A big, important barge of a thing relatively few will buy, and a technical achievement few have the resources or engineering might to match or surpass. It’s the new Audi A8 – the cleverest Audi of all. And so it should be, because if you really want to see what a manufacturer is truly capable of engineering, you look at its flagship. And the A8 is and always had been Audi’s, which is why the new one gets a load of tech’ we haven’t seen before, but almost certainly will on future A6s and A4s.

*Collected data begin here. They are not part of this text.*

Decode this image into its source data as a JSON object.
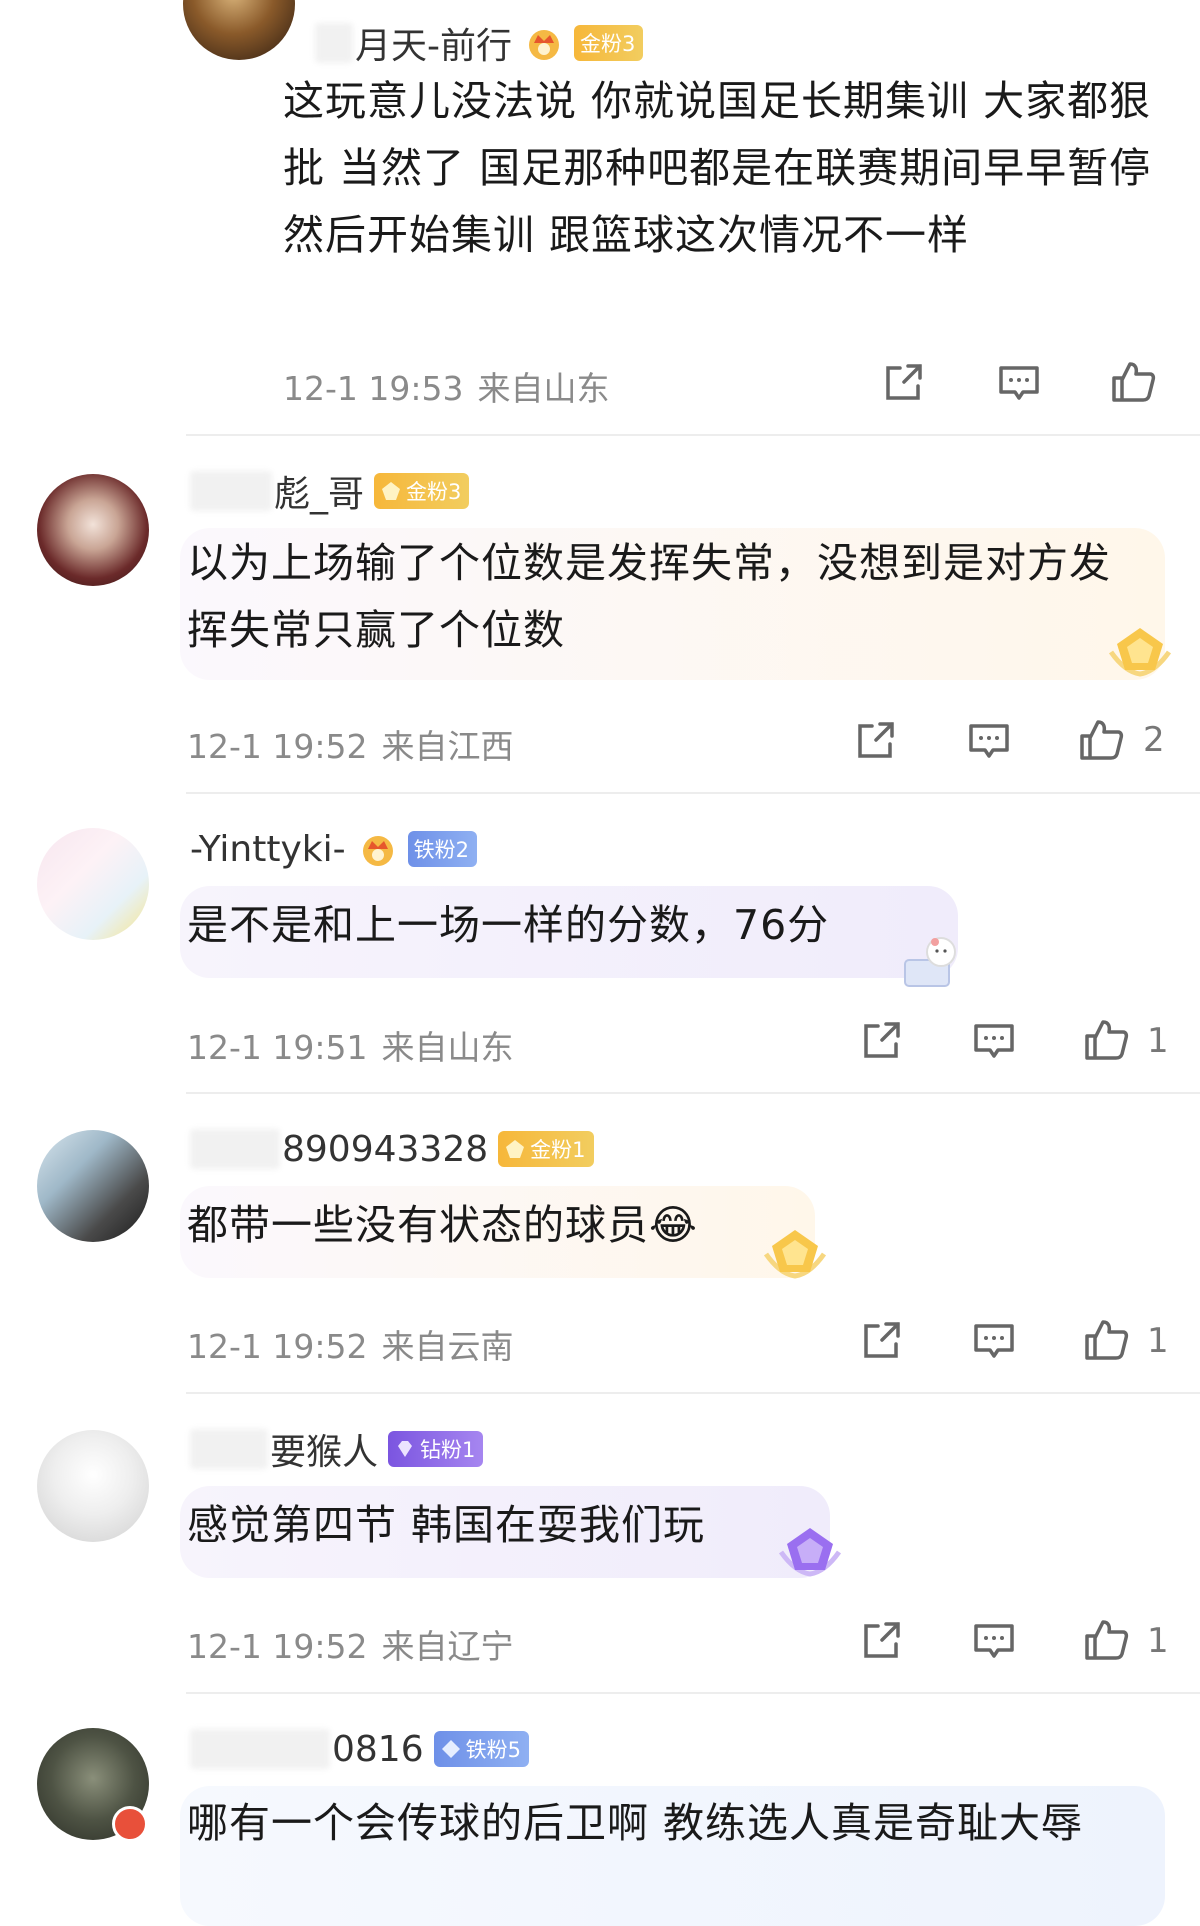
{
  "comments": [
    {
      "username": "月天-前行",
      "badge": "金粉3",
      "text": "这玩意儿没法说 你就说国足长期集训 大家都狠批 当然了 国足那种吧都是在联赛期间早早暂停 然后开始集训 跟篮球这次情况不一样",
      "time": "12-1 19:53",
      "location": "来自山东",
      "likes": ""
    },
    {
      "username": "彪_哥",
      "badge": "金粉3",
      "text": "以为上场输了个位数是发挥失常，没想到是对方发挥失常只赢了个位数",
      "time": "12-1 19:52",
      "location": "来自江西",
      "likes": "2"
    },
    {
      "username": "-Yinttyki-",
      "badge": "铁粉2",
      "text": "是不是和上一场一样的分数，76分",
      "time": "12-1 19:51",
      "location": "来自山东",
      "likes": "1"
    },
    {
      "username": "890943328",
      "badge": "金粉1",
      "text": "都带一些没有状态的球员😂",
      "time": "12-1 19:52",
      "location": "来自云南",
      "likes": "1"
    },
    {
      "username": "要猴人",
      "badge": "钻粉1",
      "text": "感觉第四节 韩国在耍我们玩",
      "time": "12-1 19:52",
      "location": "来自辽宁",
      "likes": "1"
    },
    {
      "username": "0816",
      "badge": "铁粉5",
      "text": "哪有一个会传球的后卫啊 教练选人真是奇耻大辱",
      "time": "",
      "location": "",
      "likes": ""
    }
  ],
  "colors": {
    "gold_badge": "#f4bd45",
    "iron_badge": "#7a9cec",
    "diamond_badge": "#8c66e8",
    "meta_text": "#8a8a8a"
  },
  "icons": [
    "share-icon",
    "comment-icon",
    "like-icon"
  ]
}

Tech’ like ‘Traffic Jam Pilot’, which delivers “conditional level three autonomy” by taking complete control of the steering, brakes and accelerator on motorways and dual-carriageways. Or the new infotainment system, which pairs Audi’s ‘Virtual Cockpit’ instrument cluster with two touchscreens for a largely button-free centre-console. Much of said tech’ can only exist for the 48-volt, water-cooled electrical system that technically makes the A8 an ‘MHEV’, or ‘mild-hybrid electric vehicle’. This all takes some explaining, so more later.
More too on the interior, which because the new A8 is bigger than the car it replaces – longer by 32mm and taller by 13 in either short- or long-wheelbase (which adds another 13cm of rear legroom) – is suitably spacious. The car’s heavier too; for all the aluminium, CFRP and magnesium Audi promises it’s used in the more rigid ‘Space Frame’ chassis, it’s almost 100kg up on the old car and lardier than either of its main competitors, the (relatively) featherweight carbon-cored BMW 7 Series and Mercedes S-Class.
So in the short-term anyway, it’s not massively quick. For starters Brits get a 3.0-litre V6 in either petrol or diesel. An ‘e-tron’ plug-in hybrid (with wireless charging) will follow along with a W12 and 4.0-litre diesel V8. And the one you want is…
Our choice from the range
What's the verdict?
Exceptionally clever and commendably capable, but there are problems. The big one is that you can’t actually get some of the signature AI technologies Audi’s touting for a year, and that when they are available, they can’t be retro-fitted to existing A8s.
Buy one in the meantime and you’re still getting a very well-rounded limo, albeit one that’s missing the features that truly separate it from the competition. We’re surprised Audi didn’t fit the necessary hardware, then make the kit available to existing owners via an over-the-air or dealer-fit update. So by all means go ahead and buy an A8 if you prefer it to a S-Class or 7 Series, but go into it knowing that no matter how much money you spend on one now, you’ll never use the car and its vast amount of processing power to its fullest capacity.
Were we spending our own money, which we seldom do, we’d wait and buy one when the full suite of tech’ comes online. As for how it compares to its competitors – we’re more into the baroque stylings of the S-Class than the pared-down, Bauhaus simplicity of the A8, so that’s probably where we’d lay our hat. Not that the A8 isn't a lovely thing, because it really is.